OpenAI's InstructGPT paper, published in January 2022, attacked that problem directly. The approach was called Reinforcement Learning from Human Feedback (RLHF). Human trainers wrote examples of good behavior. The model generated candidate responses. Human rankers compared outputs and scored them. That scoring data trained a separate reward model, which then guided the original LLM through reinforcement learning to produce outputs that scored higher. The result was a model that followed instructions and declined harmful requests. It was 100 times smaller than GPT-3. Human raters still preferred it.

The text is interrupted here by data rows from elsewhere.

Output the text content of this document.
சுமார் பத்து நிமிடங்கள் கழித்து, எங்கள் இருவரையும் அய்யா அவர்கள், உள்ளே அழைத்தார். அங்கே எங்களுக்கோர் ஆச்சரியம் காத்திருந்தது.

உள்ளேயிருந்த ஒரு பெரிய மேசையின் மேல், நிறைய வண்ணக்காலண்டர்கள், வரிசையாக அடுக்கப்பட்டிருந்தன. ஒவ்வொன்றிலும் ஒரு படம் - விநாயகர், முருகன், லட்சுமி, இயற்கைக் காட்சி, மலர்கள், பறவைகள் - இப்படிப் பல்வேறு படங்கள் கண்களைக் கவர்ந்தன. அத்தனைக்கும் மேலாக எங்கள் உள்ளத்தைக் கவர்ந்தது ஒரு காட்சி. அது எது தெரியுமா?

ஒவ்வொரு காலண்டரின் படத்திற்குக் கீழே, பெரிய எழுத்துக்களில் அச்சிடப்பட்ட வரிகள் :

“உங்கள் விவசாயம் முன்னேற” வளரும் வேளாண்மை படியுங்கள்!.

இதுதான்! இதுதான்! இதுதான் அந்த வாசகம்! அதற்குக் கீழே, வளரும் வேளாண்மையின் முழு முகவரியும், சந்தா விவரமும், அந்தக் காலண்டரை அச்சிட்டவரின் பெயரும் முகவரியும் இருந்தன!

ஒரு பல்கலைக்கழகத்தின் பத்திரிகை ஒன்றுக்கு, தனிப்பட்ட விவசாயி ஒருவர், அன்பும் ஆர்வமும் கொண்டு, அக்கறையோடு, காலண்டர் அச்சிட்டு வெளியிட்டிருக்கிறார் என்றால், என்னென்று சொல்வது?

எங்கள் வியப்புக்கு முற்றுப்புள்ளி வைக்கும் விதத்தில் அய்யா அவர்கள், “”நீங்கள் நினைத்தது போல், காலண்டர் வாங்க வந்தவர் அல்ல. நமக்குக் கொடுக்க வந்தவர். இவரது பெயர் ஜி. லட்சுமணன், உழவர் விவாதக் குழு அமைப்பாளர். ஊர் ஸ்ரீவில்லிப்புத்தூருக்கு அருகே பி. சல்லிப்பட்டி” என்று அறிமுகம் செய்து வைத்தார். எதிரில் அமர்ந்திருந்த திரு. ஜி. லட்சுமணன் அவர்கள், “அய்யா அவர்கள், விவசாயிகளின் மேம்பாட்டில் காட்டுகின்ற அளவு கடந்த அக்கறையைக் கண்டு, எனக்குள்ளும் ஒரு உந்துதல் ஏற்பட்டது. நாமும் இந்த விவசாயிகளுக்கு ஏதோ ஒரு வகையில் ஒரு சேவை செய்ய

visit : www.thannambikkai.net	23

That same month, DeepMind published Chinchilla. Its question was different: given a fixed compute budget, how do you split it between parameters and training data? The prevailing answer said parameters were the key lever. You trained a model as big as compute allowed, then found as much data as you could. Chinchilla ran systematic experiments and found the field had gotten this badly wrong. Models were trained on far too little data relative to their size. The optimal ratio was roughly 20 tokens per parameter. A 70-billion-parameter model needed 1.4 trillion tokens to be properly trained. Chinchilla, at 70 billion parameters, outperformed Gopher at 280 billion. Smaller, cheaper, and smarter.
The two papers together changed the frame. Scale still mattered, but the conversation shifted toward optimization: make a model that is right-sized for its training data and trained to follow human intent. ChatGPT, which launched in November 2022, visibly benefited from both. The optimization era had begun.